Меньшенин обернулся, ища взглядом табуретку. Ему подали ее. Он сел рядом с кроватью, прислонился спиной к холодной стене и закрыл глаза. Сестры в реанимационной двигались бесшумно, и Меньшенина повлекло на самое дно усталости. И ему доставляло удовольствие это погружение. Здесь он мог остаться один на один с самим собой. Он усмехнулся про себя — хитер Скворцов, хитер. Отговаривал от операции, а сам вел Колю так, словно готовил его для операции. У Меньшенина при мысли об этом не возникало подозрения, что Скворцов сам хотел попытать счастья. Меньшенин сам от себя не ожидал такого доверия к двум этим людям — к Скворцову и Марии. «Скворцов — хитер. Наперед знал, что я буду оперировать», — подумал он.

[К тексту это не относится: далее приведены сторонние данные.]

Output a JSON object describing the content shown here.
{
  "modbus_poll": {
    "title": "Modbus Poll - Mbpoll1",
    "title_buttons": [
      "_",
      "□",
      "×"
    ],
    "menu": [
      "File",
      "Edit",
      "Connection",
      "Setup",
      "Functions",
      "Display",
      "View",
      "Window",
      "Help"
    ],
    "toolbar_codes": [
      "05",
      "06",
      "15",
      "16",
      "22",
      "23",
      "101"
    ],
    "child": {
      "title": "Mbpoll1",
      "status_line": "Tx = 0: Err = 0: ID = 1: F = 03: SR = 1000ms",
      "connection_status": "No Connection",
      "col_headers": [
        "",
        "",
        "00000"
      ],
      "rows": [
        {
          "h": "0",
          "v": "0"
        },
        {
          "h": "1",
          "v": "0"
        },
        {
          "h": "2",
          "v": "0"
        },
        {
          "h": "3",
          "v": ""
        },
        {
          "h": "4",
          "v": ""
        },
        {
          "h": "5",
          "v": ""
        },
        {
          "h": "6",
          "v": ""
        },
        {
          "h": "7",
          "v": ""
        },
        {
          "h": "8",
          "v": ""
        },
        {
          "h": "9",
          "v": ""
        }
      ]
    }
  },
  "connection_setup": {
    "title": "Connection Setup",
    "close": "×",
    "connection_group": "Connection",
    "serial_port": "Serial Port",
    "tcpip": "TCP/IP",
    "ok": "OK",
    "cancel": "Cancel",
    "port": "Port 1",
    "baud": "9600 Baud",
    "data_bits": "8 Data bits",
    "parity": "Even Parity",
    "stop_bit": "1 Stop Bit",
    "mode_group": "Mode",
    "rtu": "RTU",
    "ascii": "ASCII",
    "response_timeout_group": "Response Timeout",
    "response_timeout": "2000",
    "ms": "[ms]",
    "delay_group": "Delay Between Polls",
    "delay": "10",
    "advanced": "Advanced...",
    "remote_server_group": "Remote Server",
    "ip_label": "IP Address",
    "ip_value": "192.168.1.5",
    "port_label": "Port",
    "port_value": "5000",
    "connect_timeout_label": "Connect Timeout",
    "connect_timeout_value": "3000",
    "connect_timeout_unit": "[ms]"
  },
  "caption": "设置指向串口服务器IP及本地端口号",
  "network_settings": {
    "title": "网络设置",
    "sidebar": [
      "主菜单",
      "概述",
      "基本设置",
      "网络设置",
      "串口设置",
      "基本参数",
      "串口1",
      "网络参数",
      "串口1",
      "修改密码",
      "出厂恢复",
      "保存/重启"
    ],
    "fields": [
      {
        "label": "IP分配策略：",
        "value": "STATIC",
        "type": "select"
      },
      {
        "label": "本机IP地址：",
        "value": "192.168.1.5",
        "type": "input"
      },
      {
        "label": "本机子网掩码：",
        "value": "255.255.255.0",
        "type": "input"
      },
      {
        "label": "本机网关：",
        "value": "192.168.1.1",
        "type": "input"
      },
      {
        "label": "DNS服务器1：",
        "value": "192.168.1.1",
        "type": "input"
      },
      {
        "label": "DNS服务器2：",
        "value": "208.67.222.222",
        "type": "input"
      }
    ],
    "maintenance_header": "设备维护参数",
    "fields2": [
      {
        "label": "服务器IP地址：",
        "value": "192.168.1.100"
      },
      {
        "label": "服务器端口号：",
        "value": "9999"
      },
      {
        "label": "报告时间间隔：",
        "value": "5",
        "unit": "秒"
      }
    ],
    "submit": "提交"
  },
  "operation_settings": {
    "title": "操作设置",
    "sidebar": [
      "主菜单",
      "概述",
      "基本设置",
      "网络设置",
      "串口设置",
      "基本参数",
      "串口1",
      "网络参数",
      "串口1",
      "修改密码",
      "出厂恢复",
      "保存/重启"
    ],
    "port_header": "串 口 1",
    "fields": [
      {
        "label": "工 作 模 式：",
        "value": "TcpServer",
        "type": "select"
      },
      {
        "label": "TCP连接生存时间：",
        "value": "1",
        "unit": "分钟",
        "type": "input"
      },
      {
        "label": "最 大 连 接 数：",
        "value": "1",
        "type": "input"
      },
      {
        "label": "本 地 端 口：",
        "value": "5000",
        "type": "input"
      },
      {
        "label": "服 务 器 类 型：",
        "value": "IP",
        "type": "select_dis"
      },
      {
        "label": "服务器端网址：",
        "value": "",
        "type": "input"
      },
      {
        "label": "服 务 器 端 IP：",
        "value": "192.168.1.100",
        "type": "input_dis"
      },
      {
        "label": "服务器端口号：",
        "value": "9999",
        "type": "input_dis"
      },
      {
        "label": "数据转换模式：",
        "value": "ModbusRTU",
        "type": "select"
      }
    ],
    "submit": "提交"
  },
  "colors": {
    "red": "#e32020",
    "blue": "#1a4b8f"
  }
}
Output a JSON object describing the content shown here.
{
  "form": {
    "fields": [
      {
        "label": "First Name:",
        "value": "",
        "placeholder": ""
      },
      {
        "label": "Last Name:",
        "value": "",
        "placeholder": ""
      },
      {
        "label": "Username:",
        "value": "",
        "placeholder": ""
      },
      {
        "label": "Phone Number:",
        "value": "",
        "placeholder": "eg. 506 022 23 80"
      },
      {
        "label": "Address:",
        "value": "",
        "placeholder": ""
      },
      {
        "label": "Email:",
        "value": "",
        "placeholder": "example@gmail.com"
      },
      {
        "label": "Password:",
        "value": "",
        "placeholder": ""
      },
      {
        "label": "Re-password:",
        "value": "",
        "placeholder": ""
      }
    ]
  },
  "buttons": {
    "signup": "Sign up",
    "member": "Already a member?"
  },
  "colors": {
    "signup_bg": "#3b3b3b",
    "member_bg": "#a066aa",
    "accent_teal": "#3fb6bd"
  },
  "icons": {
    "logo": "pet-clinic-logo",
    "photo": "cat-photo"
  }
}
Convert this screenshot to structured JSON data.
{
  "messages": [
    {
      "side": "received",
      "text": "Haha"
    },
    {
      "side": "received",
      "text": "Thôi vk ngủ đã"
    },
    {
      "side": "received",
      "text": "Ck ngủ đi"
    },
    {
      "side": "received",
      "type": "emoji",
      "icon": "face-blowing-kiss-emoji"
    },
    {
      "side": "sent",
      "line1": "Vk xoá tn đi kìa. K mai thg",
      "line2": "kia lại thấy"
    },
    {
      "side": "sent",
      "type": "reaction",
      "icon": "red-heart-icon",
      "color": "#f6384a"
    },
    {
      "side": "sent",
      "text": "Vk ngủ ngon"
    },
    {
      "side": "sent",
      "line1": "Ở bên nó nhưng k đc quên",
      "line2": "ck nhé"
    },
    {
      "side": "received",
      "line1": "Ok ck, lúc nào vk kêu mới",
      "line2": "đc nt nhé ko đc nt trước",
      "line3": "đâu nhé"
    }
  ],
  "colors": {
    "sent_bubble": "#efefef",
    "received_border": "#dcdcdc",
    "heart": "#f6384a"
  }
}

Открыв глаза, он опять увидел Колю. Мальчик определенно был похож на мать. Вспомнилась поговорка, что счастлив мальчик, похожий на мать. И счастлива будет девочка, похожая на отца.
Он пошел в ординаторскую, с радостью предвкушая, что сейчас увидит своих — он так мысленно и произнес «своих» — Марию, Скворцова, Анастаса. «Это надо же такое совпадение: Анастас — анестезиолог».
— Мария Сергеевна, — сказал Меньшенин, разглядывая ее милое для него и отчего-то родное лицо, — операционный журнал, пожалуйста, я буду у Скворцова.
А Скворцову, войдя к нему, он сказал:
— Вы хитрый человек, полковник. Вы хорошо подготовили мальчишку.
Скворцов шумно вздохнул.
Мария Сергеевна принесла журнал.
— С Зориными вы не хотите поговорить? — спросила она.
— А что я могу им сказать? Через двое суток хотя бы… Хорошо… — вдруг согласился Меньшенин. — Только запишу операцию.
Скворцов курил, глядя в окно. Меньшенин писал. Он помнил всех, кто умер у него, всех до единого. Каким бы безнадежным ни был случай, он помнил каждого. Он помнил и такое, чего никто, кроме него, помнить не мог, потому что не видел и потому что тот контакт, который устанавливается у хирурга с больным, невозможен более ни в каком случае. Он неповторим, и человек открывается здесь только одному хирургу и никому больше. А мальчишку и его мать он так далеко пустил к себе в сердце, что, потеряв Колю, он потерял бы многое. Он отдавал себе отчет в том, что думал сейчас.
— Давайте-ка, профессор, я схожу к родителям. Я ведь тоже в какой-то степени его оператор, — негромко сказал за его спиной Скворцов.
— Нет-нет, — быстро ответил Меньшенин. Но когда до него дошел смысл сказанного главным хирургом, он грузно всем корпусом повернулся к нему.
— Так я схожу к Зориным, — сказал Скворцов.